Changes to the ATO’s “market rent” benchmark rates

The ATO’s benchmark rates for “market rent” have changed. Here’s why it matters.

The basic rule

Non-commercial supplies made by charities are GST-free.

For a housing agency, rent must be set below 75% of the market rent to be non-commercial and therefore GST-free. 

When a housing agency makes GST-free supplies, it can claim input tax credits for all the GST spent in making the supply. This allows a housing agency to claim back all the GST it spent on a new development, or purchase of new residential property. This is a significant economic advantage for NFP charitable housing agencies.

As an aside, that is also why a charitable housing agency should never purchase brand new residential property using the GST margin scheme.  The GST margin scheme prevents the purchaser from claiming any input tax credits.

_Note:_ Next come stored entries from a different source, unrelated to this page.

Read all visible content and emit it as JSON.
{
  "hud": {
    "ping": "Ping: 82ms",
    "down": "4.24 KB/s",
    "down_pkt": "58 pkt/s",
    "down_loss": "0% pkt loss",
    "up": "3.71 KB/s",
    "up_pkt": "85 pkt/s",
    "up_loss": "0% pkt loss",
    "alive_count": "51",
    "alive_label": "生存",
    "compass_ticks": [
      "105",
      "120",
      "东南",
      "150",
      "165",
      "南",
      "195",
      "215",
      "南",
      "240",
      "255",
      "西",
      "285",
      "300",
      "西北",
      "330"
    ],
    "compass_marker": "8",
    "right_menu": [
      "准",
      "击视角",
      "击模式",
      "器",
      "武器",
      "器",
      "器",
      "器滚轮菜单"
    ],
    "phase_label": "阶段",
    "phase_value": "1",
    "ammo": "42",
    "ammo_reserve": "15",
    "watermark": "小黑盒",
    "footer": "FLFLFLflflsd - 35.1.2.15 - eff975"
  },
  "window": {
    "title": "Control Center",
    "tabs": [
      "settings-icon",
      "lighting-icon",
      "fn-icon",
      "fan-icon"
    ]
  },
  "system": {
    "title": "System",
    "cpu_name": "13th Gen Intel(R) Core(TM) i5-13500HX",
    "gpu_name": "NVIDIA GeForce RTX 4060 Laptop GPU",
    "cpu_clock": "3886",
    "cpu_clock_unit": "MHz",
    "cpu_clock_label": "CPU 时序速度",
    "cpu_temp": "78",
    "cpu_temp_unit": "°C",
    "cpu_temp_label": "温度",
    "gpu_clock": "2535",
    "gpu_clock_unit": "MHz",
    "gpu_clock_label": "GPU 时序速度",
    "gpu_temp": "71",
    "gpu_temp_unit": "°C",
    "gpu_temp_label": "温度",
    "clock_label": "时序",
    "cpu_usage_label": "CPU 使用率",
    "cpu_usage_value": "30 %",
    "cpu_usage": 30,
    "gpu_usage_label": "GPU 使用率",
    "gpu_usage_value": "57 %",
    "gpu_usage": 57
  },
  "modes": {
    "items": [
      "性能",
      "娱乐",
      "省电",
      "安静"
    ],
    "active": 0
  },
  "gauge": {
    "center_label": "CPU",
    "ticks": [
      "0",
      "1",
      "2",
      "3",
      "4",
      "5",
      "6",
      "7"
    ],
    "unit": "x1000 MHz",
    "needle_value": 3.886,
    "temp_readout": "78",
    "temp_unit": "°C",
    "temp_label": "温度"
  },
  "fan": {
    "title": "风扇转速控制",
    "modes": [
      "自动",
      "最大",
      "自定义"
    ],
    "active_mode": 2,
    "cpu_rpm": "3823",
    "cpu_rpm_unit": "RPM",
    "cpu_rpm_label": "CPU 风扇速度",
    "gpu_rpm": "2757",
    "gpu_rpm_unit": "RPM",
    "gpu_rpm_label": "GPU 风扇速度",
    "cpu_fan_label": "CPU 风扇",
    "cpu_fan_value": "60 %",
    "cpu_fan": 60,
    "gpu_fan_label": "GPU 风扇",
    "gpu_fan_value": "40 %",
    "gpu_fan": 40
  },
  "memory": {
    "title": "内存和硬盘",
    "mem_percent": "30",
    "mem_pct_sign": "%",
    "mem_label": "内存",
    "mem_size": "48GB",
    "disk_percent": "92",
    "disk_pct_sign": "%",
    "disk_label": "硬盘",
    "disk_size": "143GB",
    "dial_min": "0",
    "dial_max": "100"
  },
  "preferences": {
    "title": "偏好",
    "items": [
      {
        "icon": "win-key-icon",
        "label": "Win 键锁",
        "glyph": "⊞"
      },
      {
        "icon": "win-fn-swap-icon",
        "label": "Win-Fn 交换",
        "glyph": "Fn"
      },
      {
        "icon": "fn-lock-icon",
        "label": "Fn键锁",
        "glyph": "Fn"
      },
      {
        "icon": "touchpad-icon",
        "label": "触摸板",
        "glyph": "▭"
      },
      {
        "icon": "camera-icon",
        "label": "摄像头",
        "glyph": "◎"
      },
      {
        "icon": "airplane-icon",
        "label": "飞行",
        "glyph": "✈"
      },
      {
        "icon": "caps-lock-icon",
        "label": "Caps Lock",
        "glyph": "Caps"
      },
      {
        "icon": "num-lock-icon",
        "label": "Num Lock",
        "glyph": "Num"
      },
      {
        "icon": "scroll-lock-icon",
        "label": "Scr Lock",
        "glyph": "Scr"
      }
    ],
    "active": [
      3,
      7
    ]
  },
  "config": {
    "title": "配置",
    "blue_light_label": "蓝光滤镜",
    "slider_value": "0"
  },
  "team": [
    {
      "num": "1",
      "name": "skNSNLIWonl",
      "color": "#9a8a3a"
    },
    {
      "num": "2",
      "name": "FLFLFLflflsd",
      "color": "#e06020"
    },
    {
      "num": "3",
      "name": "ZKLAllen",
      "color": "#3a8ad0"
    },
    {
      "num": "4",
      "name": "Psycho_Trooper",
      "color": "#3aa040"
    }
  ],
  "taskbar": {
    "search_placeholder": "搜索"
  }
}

Less than 75% of market rent

DHHS and the Victorian Housing Registrar have rent-setting policies. But the ATO threshold (less than 75% of market rent) matters too – if rents cross this threshold, GST input tax credits are put in jeopardy.

Obviously, market rent differs from property to property. This creates some difficult work in administering the many (sometimes thousands) of dwellings under management. You don’t have to obtain a sworn valuation in relation to each property, but you must have a sound basis for working out market rent in relation to each property.

The ATO requires ‘market value’ to be worked out by either:

  • using ATO market value benchmarks; or
  • applying the following successive tests:
    • The ‘same supply’ test – where there is another person in the market making the same supply, you can use that supply as a market value benchmark.  This would allow you to benchmark against identical dwellings.  However, identical dwellings are rare.
    • The ‘similar supply’ test – where there is no identical supply, you may benchmark against dwellings which are sufficiently similar.  For housing, this would look at similarities in size, quality, features, location and lease conditions.  Comparison should be against private rental, not other affordable rental property.
    • Other methodology – where no similar supply can be identified, charities can ask the ATO to approve an alternative methodology.  It would be surprising to find this approach in housing, since similar supplies are almost always available.

What is the catch with ATO benchmark rates?

ATO benchmark rates are convenient, but arbitrary. They are now divided into geographic areas, with different benchmark rates set for each area. Previously, benchmark rates were just set on a capital city basis.

Where a housing agency was relying on generous ‘Melbourne’ benchmark rates previously, some properties may now fall into other geographic categories with different (lower) benchmark rates. The benchmark rate may fall far enough to cause your current rental to exceed 75% of the benchmark rate for some properties.

What should I do?

If you rely on market values, you don’t need to do anything in response to the benchmark rates. However, you should be reviewing and re-setting your market values for properties on an annual basis.

If you rely on benchmark rates, you should:

  1. Review the new benchmark rates and re-categorise your properties into the relevant geographic areas.  Look for instances where your current rents exceed 75% of the new benchmark rates.
  2. Where you find anomalies, look to actual market rates (similar supply test) to verify whether you are charging in excess of 75% of the market rent.
  3. Make sure you’re not charging more than 75% of the market rent.